«4 3 2 1», o novo de Paul Auster

Já estávamos ansiosos por algo novo de Paul Auster, e embora tenha demorado a sair (para nós que seguimos bastante o autor e gostamos de quase todas as suas leituras), já o trazemos. Com um título raro, pelo menos: "4 3 2 1", foi publicado sob o Editorial Seix Barral. A seguir, contamos um pouco mais sobre este livro e deixamos vocês com uma breve entrevista que o próprio autor concedeu para a editora.

Sinopse

O único fato imutável na vida de Ferguson é que ele nasceu em 3 de março de 1947, em Newark, New Jersey. A partir desse momento, vários caminhos se abrem diante dele e o levarão a viver quatro vidas completamente diferentes, a crescer e a explorar o amor, a amizade, a família, a arte, a política e até a morte de maneiras diferentes, com alguns dos eventos que marcaram a segunda metade do século XX americano como pano de fundo.
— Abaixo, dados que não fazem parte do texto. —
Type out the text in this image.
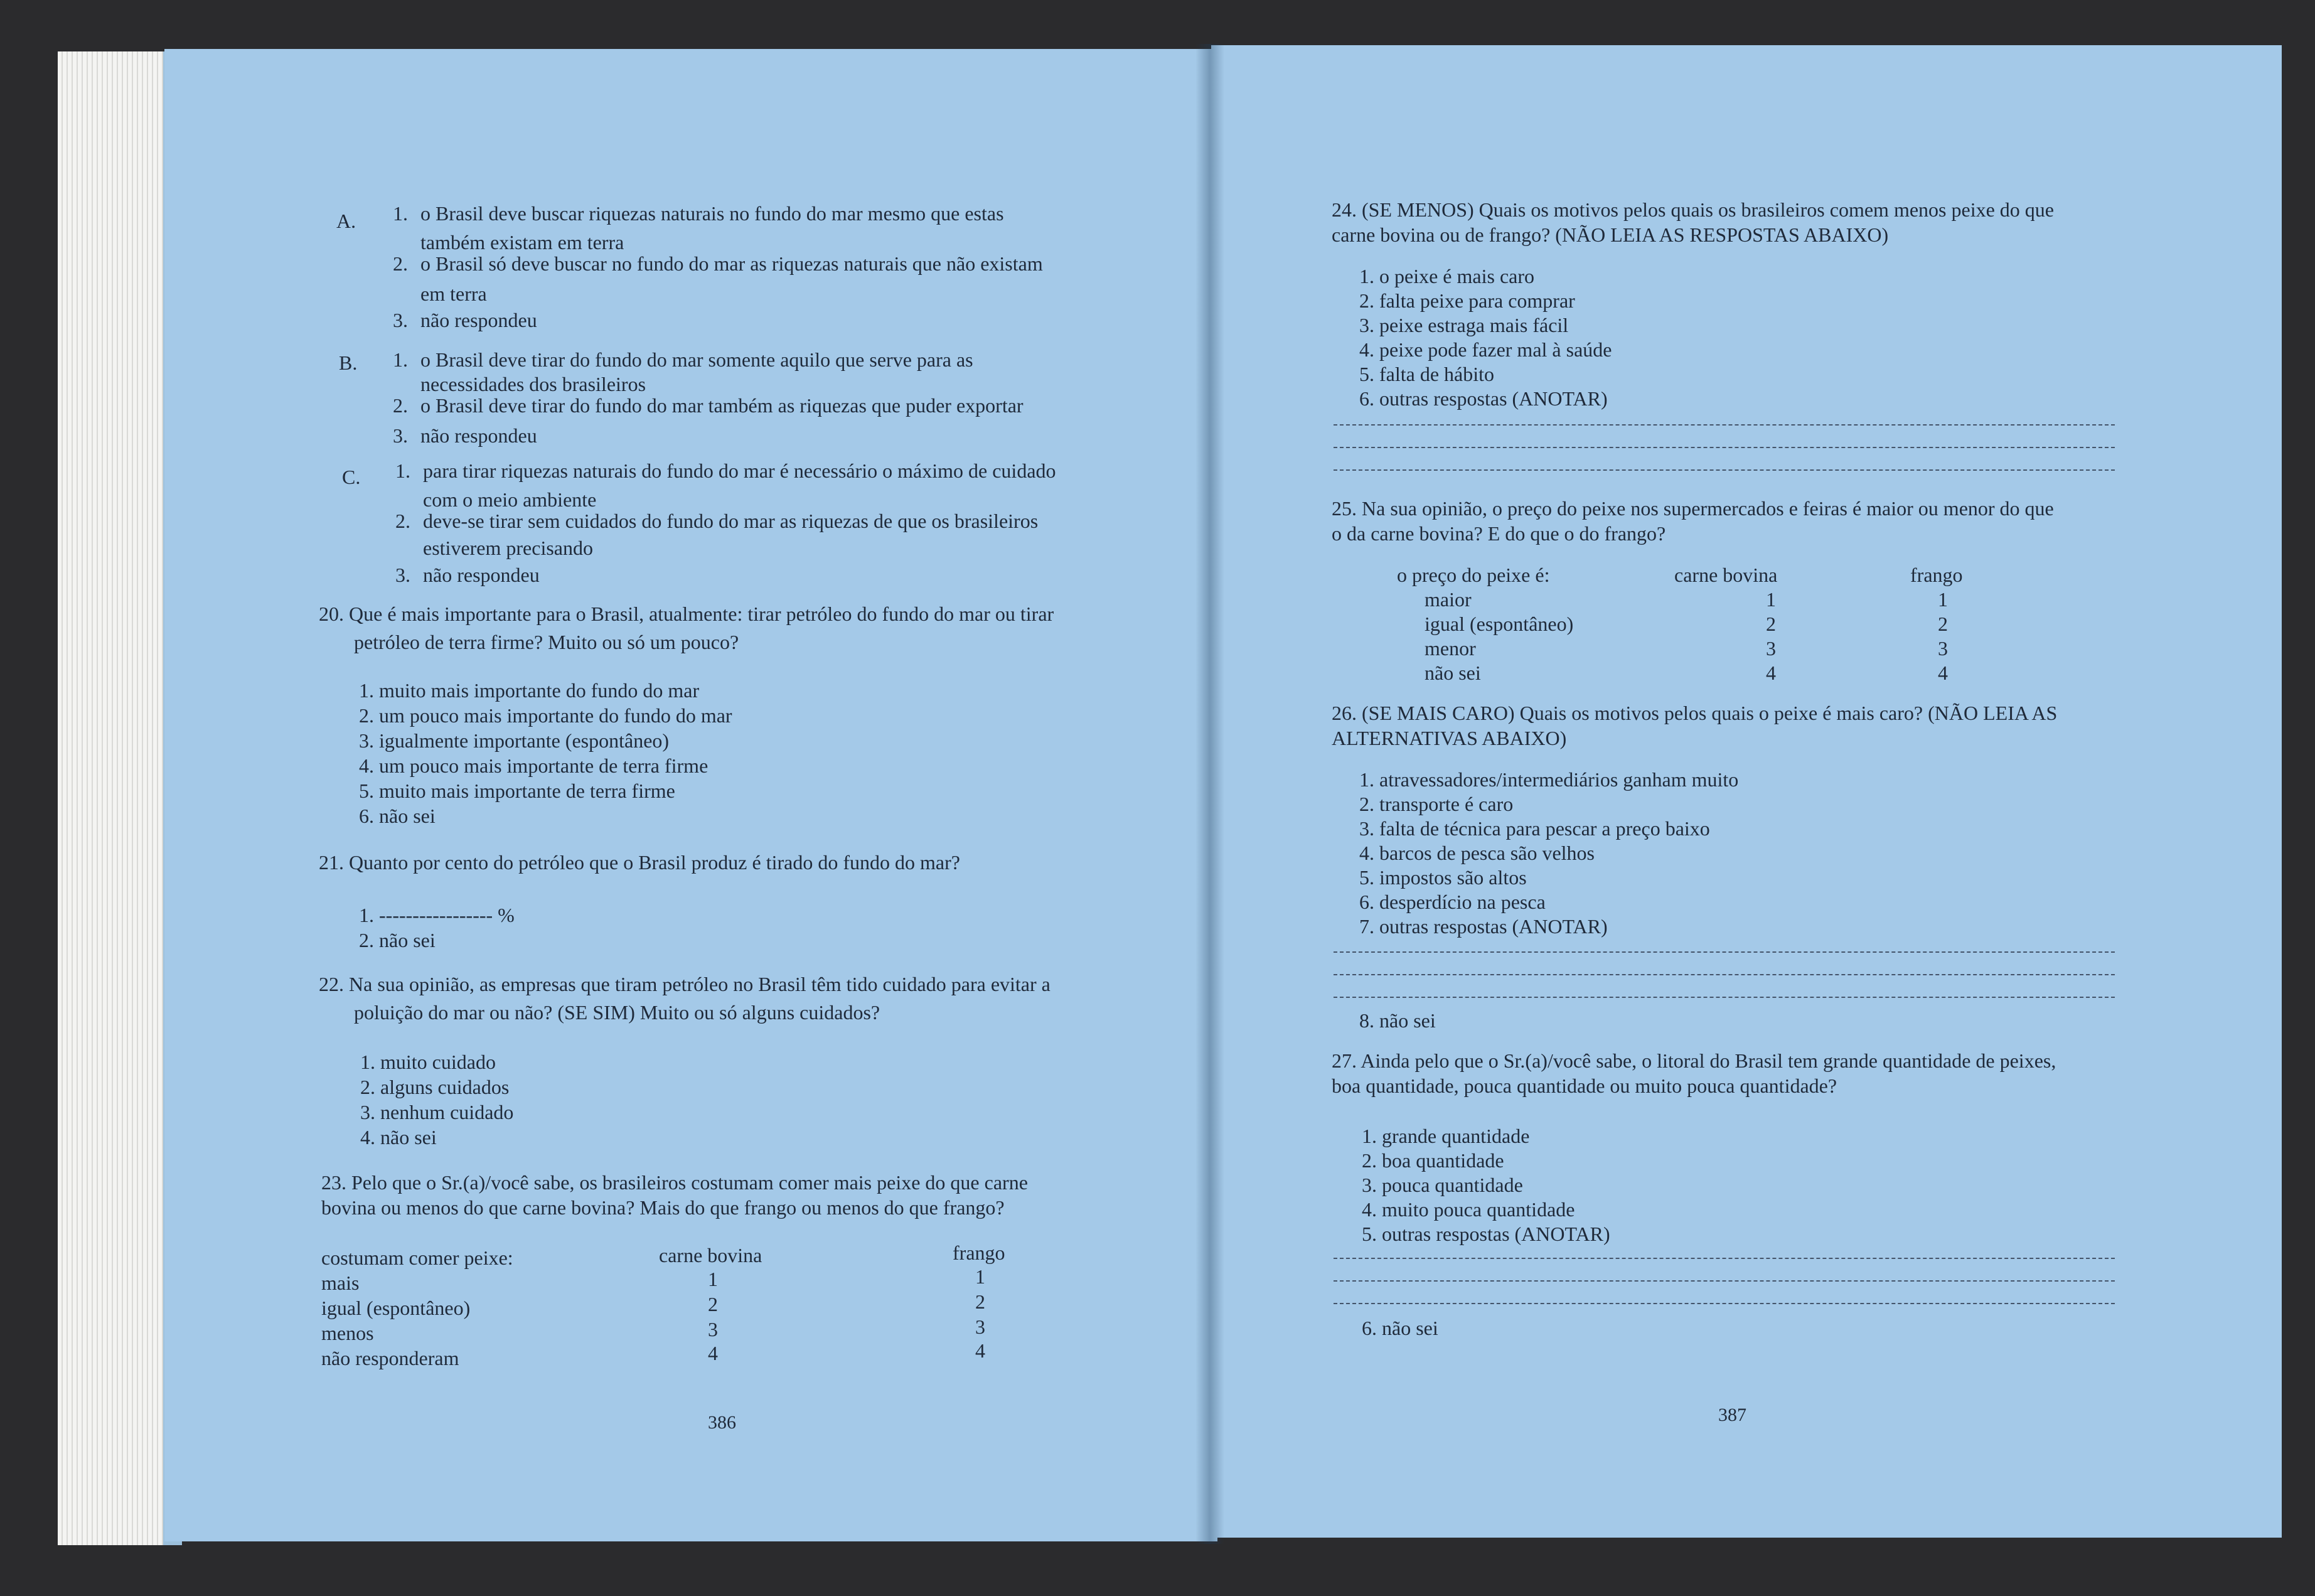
A. 1. o Brasil deve buscar riquezas naturais no fundo do mar mesmo que estas
também existam em terra
2. o Brasil só deve buscar no fundo do mar as riquezas naturais que não existam
em terra
3. não respondeu
B. 1. o Brasil deve tirar do fundo do mar somente aquilo que serve para as
necessidades dos brasileiros
2. o Brasil deve tirar do fundo do mar também as riquezas que puder exportar
3. não respondeu
C. 1. para tirar riquezas naturais do fundo do mar é necessário o máximo de cuidado
com o meio ambiente
2. deve-se tirar sem cuidados do fundo do mar as riquezas de que os brasileiros
estiverem precisando
3. não respondeu
20. Que é mais importante para o Brasil, atualmente: tirar petróleo do fundo do mar ou tirar
petróleo de terra firme? Muito ou só um pouco?
1. muito mais importante do fundo do mar
2. um pouco mais importante do fundo do mar
3. igualmente importante (espontâneo)
4. um pouco mais importante de terra firme
5. muito mais importante de terra firme
6. não sei
21. Quanto por cento do petróleo que o Brasil produz é tirado do fundo do mar?
1. ----------------- %
2. não sei
22. Na sua opinião, as empresas que tiram petróleo no Brasil têm tido cuidado para evitar a
poluição do mar ou não? (SE SIM) Muito ou só alguns cuidados?
1. muito cuidado
2. alguns cuidados
3. nenhum cuidado
4. não sei
23. Pelo que o Sr.(a)/você sabe, os brasileiros costumam comer mais peixe do que carne
bovina ou menos do que carne bovina? Mais do que frango ou menos do que frango?
costumam comer peixe:	carne bovina	frango
mais	1	1
igual (espontâneo)	2	2
menos	3	3
não responderam	4	4
386
24. (SE MENOS) Quais os motivos pelos quais os brasileiros comem menos peixe do que
carne bovina ou de frango? (NÃO LEIA AS RESPOSTAS ABAIXO)
1. o peixe é mais caro
2. falta peixe para comprar
3. peixe estraga mais fácil
4. peixe pode fazer mal à saúde
5. falta de hábito
6. outras respostas (ANOTAR)
25. Na sua opinião, o preço do peixe nos supermercados e feiras é maior ou menor do que
o da carne bovina? E do que o do frango?
o preço do peixe é:	carne bovina	frango
maior	1	1
igual (espontâneo)	2	2
menor	3	3
não sei	4	4
26. (SE MAIS CARO) Quais os motivos pelos quais o peixe é mais caro? (NÃO LEIA AS
ALTERNATIVAS ABAIXO)
1. atravessadores/intermediários ganham muito
2. transporte é caro
3. falta de técnica para pescar a preço baixo
4. barcos de pesca são velhos
5. impostos são altos
6. desperdício na pesca
7. outras respostas (ANOTAR)
8. não sei
27. Ainda pelo que o Sr.(a)/você sabe, o litoral do Brasil tem grande quantidade de peixes,
boa quantidade, pouca quantidade ou muito pouca quantidade?
1. grande quantidade
2. boa quantidade
3. pouca quantidade
4. muito pouca quantidade
5. outras respostas (ANOTAR)
6. não sei
387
E se você tivesse agido de forma diferente em um momento crucial de sua vida? 4 3 2 1, O primeiro romance de Paul Auster em sete anos, é um retrato comovente de uma geração inteira, um maioridade universal e uma saga familiar que explora de forma deslumbrante os limites do acaso e as consequências das nossas decisões. Porque todo evento, por irrelevante que possa parecer, abre algumas possibilidades e fecha outras.

Entrevista para o Seix Barral

Entrevistador: Como surgiu o ideal?

Paulo Auster: Realmente não sei. Um dia eu estava aqui em minha casa e a ideia de escrever a história de vida de alguém em variações, suas vidas paralelas, me atingiu. Ele surgiu. Não sei por que ou como. Nunca fui capaz de rastrear a origem de uma ideia para um livro. Num momento não há nada e no minuto seguinte você tem algo ali. Nunca fui capaz de localizar aquele momento em que nada se torna algo. Simplesmente aconteceu. O que posso dizer é que fiquei muito entusiasmado com essa ideia, que foi algo que me pegou muito fortemente. Devo dizer que escrevi febrilmente, parecia dançar e girar, e havia uma espécie de urgência extraordinária no que eu estava fazendo. 

Entrevistador: Você se lembra do dia em que sua vida mudou?

Paulo Auster: O livro não é um livro autobiográfico, de forma alguma. Mas há um fato dentro dele que corresponde a algo que aconteceu comigo, pessoalmente, quando eu tinha 14 anos. Aconteceu quando eu estava em um acampamento de verão e um grupo de rapazes, cerca de vinte anos, foi para a floresta fazer uma caminhada e foi apanhado por uma terrível tempestade. E querendo fugir dos raios, entramos em um campo aberto, uma clareira. Para acessá-lo, tivemos que rastejar por baixo de uma cerca de arame. Em seguida, fomos em fila única, um por um, por baixo da cerca. Havia um menino na minha frente, quero dizer, tão perto que seus pés estavam a centímetros do meu rosto. E enquanto ele estava passando por baixo da cerca, um raio caiu, matando-o instantaneamente. E acho que é a coisa mais decisiva que já experimentei. Veja um menino morrer instantaneamente. É algo que me assombrou por toda a minha vida. E este livro, eu acho, surge dessa experiência. Então é algo que carrego comigo desde os 14 anos. 

Entrevistador: O azar.

Paulo Auster: Houve outros momentos cruciais em minha vida. Acho que o acidente de encontrar minha esposa, Siri Hustvedt, é provavelmente o mais importante. E foi puramente por acaso. Às vezes penso o que teria acontecido comigo se não tivéssemos nos conhecido assim. Quão diferente toda a minha vida teria sido? Com isso, não quero dizer que o acaso governa tudo. Temos livre arbítrio, temos liberdade para escolher e tomar decisões. Também temos obrigações e necessidades a cumprir. Mas o que sempre temos que fazer, para sermos honestos com o que é a vida, é entender e aceitar que o inesperado sempre faz parte do tecido da vida. 

Entrevistador: Um romance sobre a vida.

Paulo Auster: Então comecei a pensar por que estava meditando sobre essa questão, o que é autobiográfico no livro e o que não é. Obviamente, tudo o que surge de sua imaginação é inspirado por sua própria experiência. Mas, por exemplo, se você tem um personagem em seu romance que fuma um cigarro e você fumou 10.000 cigarros em sua vida, isso é autobiográfico ou não? E, em qualquer caso, o cerne da questão é a ficção. Mesmo quando você coloca os chamados "fatos reais" em um romance, eles se tornam fictícios, tornam-se parte da ficção. Acho que seria uma interpretação errônea ver o livro como uma espécie de autobiografia de sombra. Não é. Não é de todo.